Liminar garante funcionamento do atendimento no Hospital São José, sob pena de multa diária de R$ 30 mil
Manezinho vê conotação política na decisão da diretoria em anunciar fechamento do PS
Após o Hospital São José anunciar o fechamento do pronto-socorro, o prefeito de Barra Bonita, Manezinho Fabiano, informou que o município obteve uma liminar na Justiça para garantir a continuidade dos serviços. A decisão judicial estabelece um prazo inicial de 30 dias de atendimento obrigatório, podendo se estender por até 90 dias, sob pena de multa diária de R$ 30.000,00 caso a instituição negue o serviço à população.
O chefe do Executivo rebateu a versão da diretoria da entidade e classificou a postura dos gestores como "absurda". Segundo o prefeito, as tratativas para a renovação dos convênios vinham ocorrendo há um ano e meio, e o hospital havia concordado com os valores estipulados. No entanto, no último dia do contrato, os representantes do hospital recuaram da assinatura alegando a existência de um prejuízo mensal e exigiram um aporte extra de R$ 6 milhões anuais. A equipe técnica da Prefeitura alertou que aceitar a exigência sem lastro legal configuraria crime de responsabilidade fiscal para o administrador público. "Falaram que o hospital tem um déficit de meio milhão por mês e que não iam assinar. De onde que eu vou tirar R$ 6 milhões? Não tem de onde tirar, eu não vou assumir um negócio desse", frisou.
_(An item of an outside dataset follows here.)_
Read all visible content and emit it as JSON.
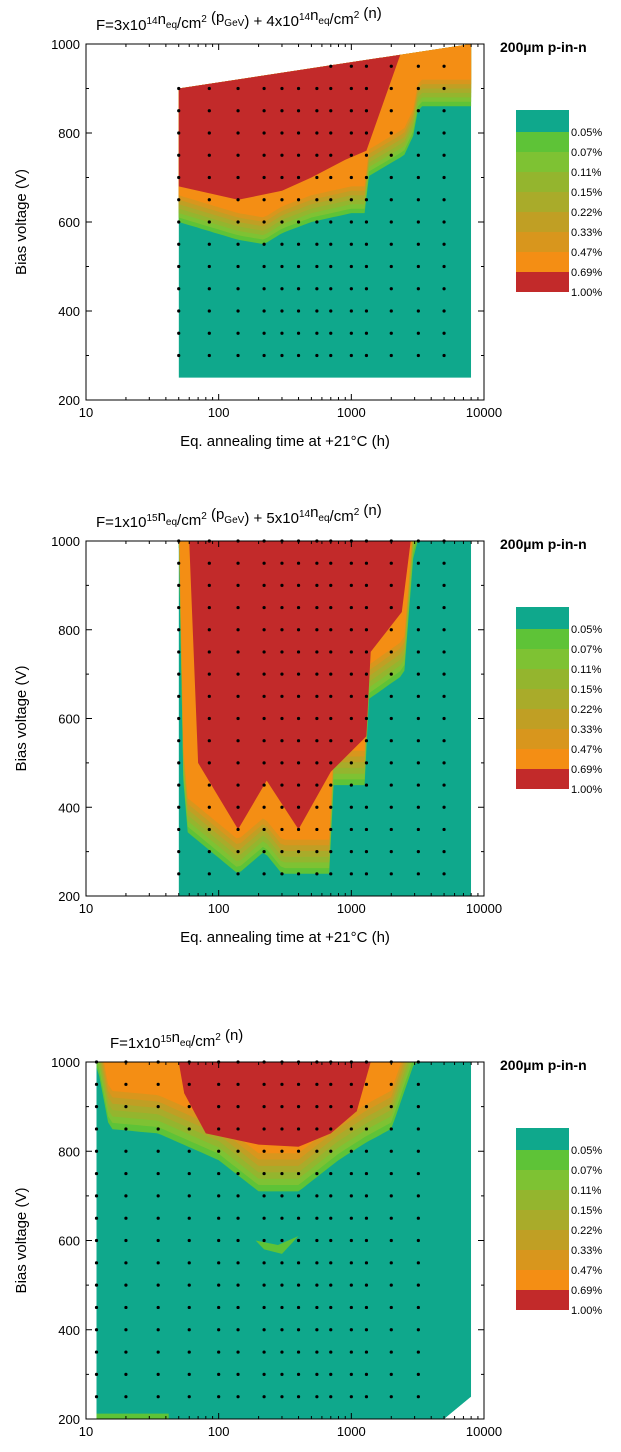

O prefeito também apontou irregularidades administrativas por parte do hospital filantrópico, destacando que a entidade não apresentou documentos essenciais para a assinatura do convênio, como a Certidão Negativa de Débitos (CND) e o balanço financeiro anual, que deveria ter sido fechado em fevereiro.
Nós começamos as conversas há um ano e meio. Eles entraram com o plano de trabalho, concordaram com o preço, protocolaram e a gente acertou tudo. No dia de assinar, que era o último dia, disseram que não tinham a CND (Certidão Negativa de Débitos) e o balanço deles não estava pronto ainda
Para Manezinho, o recuo na mesa de negociações e os boatos de fechamento imediato possuem contornos políticos. O Executivo municipal reforçou que o jurídico vai adotar todas as providências cabíveis para manter o atendimento além dos 30 dias previstos pela liminar e tranquilizou os moradores. "Enquanto eu for prefeito aqui, não vou deixar fechar esse pronto-socorro", concluiu.